A investigação sem fundo de Trisha Brown

Numa das últimas oportunidades de assistir ao reportório de Trisha Brown pela sua companhia, a Culturgest recebe parte de uma obra fundamental para a história da dança – tão disponível para o geométrico quanto para o delirante.

Foto
Em Trisha Brown não escasseia a sensação de se estar desamparado diante do novo DR

Foi um daqueles momentos testemunhados por poucos, mas que adquiriu uma aura de acontecimento marcante para toda uma cena artística em ebulição e em desafio permanente. Em Julho de 1973, 14 bailarinos distribuídos pelo terraço de outros tantos edifícios de Manhattan, deram corpo a uma coreografia que só poderia ser assistida por um pequeno grupo de espectadores que se encontrava reunido no topo de um outro arranha-céus a rasgar a paisagem nova-iorquina, algures entre West Broadway e Wall Street.
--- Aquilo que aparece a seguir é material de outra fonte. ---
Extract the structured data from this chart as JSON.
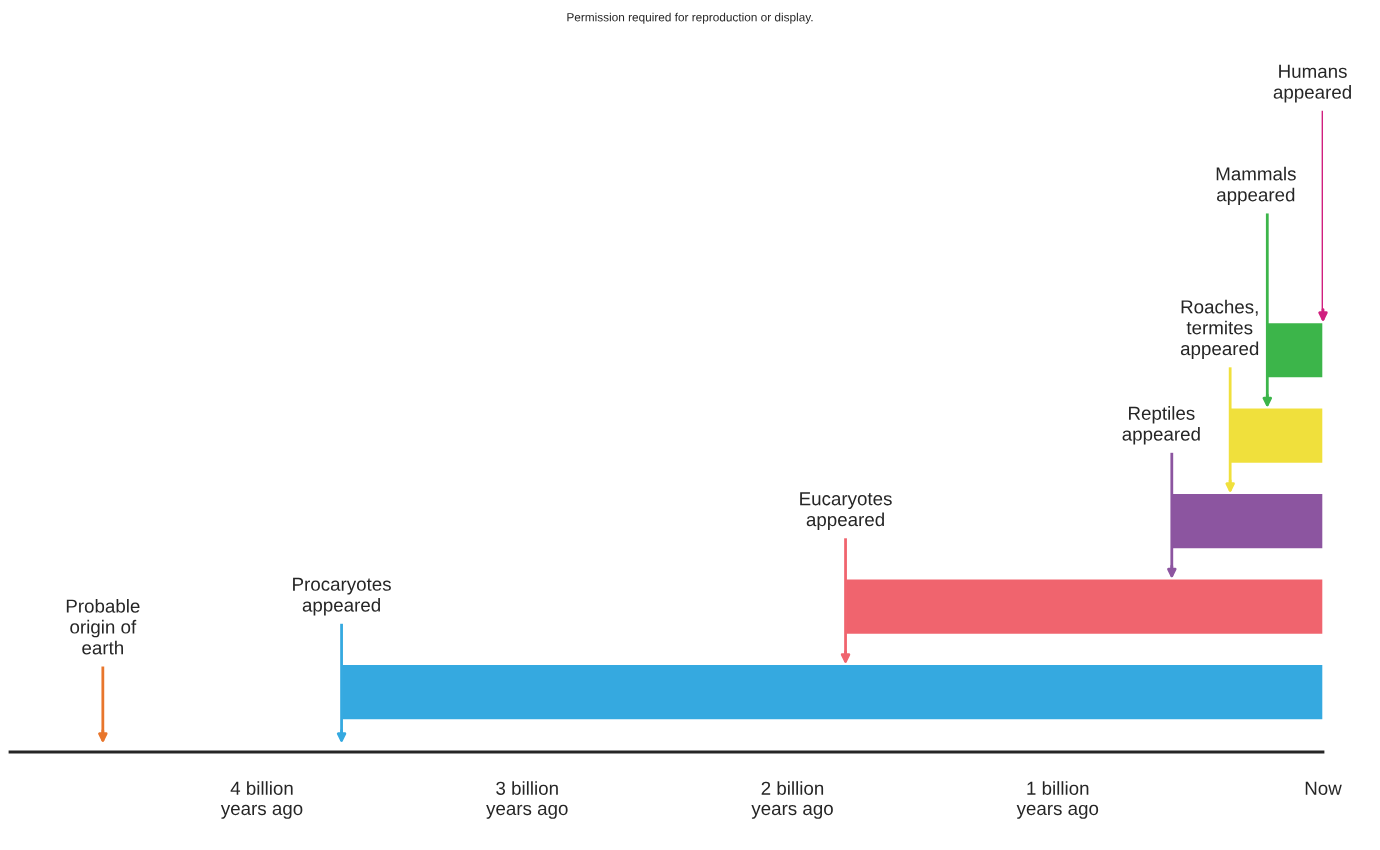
{
  "chart_data": {
    "type": "bar",
    "orientation": "horizontal",
    "categories": [
      null,
      null,
      null,
      null,
      null
    ],
    "base": [
      0,
      0,
      0,
      0,
      0
    ],
    "values": [
      0.21,
      0.35,
      0.57,
      1.8,
      3.7
    ],
    "colors": [
      "#3cb54a",
      "#f0e03c",
      "#8c55a0",
      "#f0646e",
      "#35a9e0"
    ],
    "xlim": [
      4.95,
      0
    ],
    "xticks": [
      {
        "value": 4,
        "label": "4 billion\nyears ago"
      },
      {
        "value": 3,
        "label": "3 billion\nyears ago"
      },
      {
        "value": 2,
        "label": "2 billion\nyears ago"
      },
      {
        "value": 1,
        "label": "1 billion\nyears ago"
      },
      {
        "value": 0,
        "label": "Now"
      }
    ],
    "grid": false,
    "legend": false,
    "ref_lines": [
      {
        "axis": "x",
        "value": 4.6,
        "label": "Probable\norigin of\nearth",
        "color": "#e8762c"
      },
      {
        "axis": "x",
        "value": 0,
        "label": "Humans\nappeared",
        "color": "#d0207f"
      }
    ],
    "annotations": [
      "Permission required for reproduction or display.",
      {
        "text": "Procaryotes\nappeared",
        "x": 3.7
      },
      {
        "text": "Eucaryotes\nappeared",
        "x": 1.8
      },
      {
        "text": "Reptiles\nappeared",
        "x": 0.57
      },
      {
        "text": "Roaches,\ntermites\nappeared",
        "x": 0.35
      },
      {
        "text": "Mammals\nappeared",
        "x": 0.21
      }
    ]
  }
}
Lá em cima, desapegados do contacto humano, perdidos num mar de prédios, rodeados de chaminés, escadas de incêndio e condutas, os bailarinos enviavam movimentos uns para os outros como fariam com sinais de fumo, numa cadeia de humanidade que sobrevoava as entranhas da urbe. Cada gesto parecia querer resistir a ser engolido pela multidão na rua e pela paisagem de betão e vidros espelhados.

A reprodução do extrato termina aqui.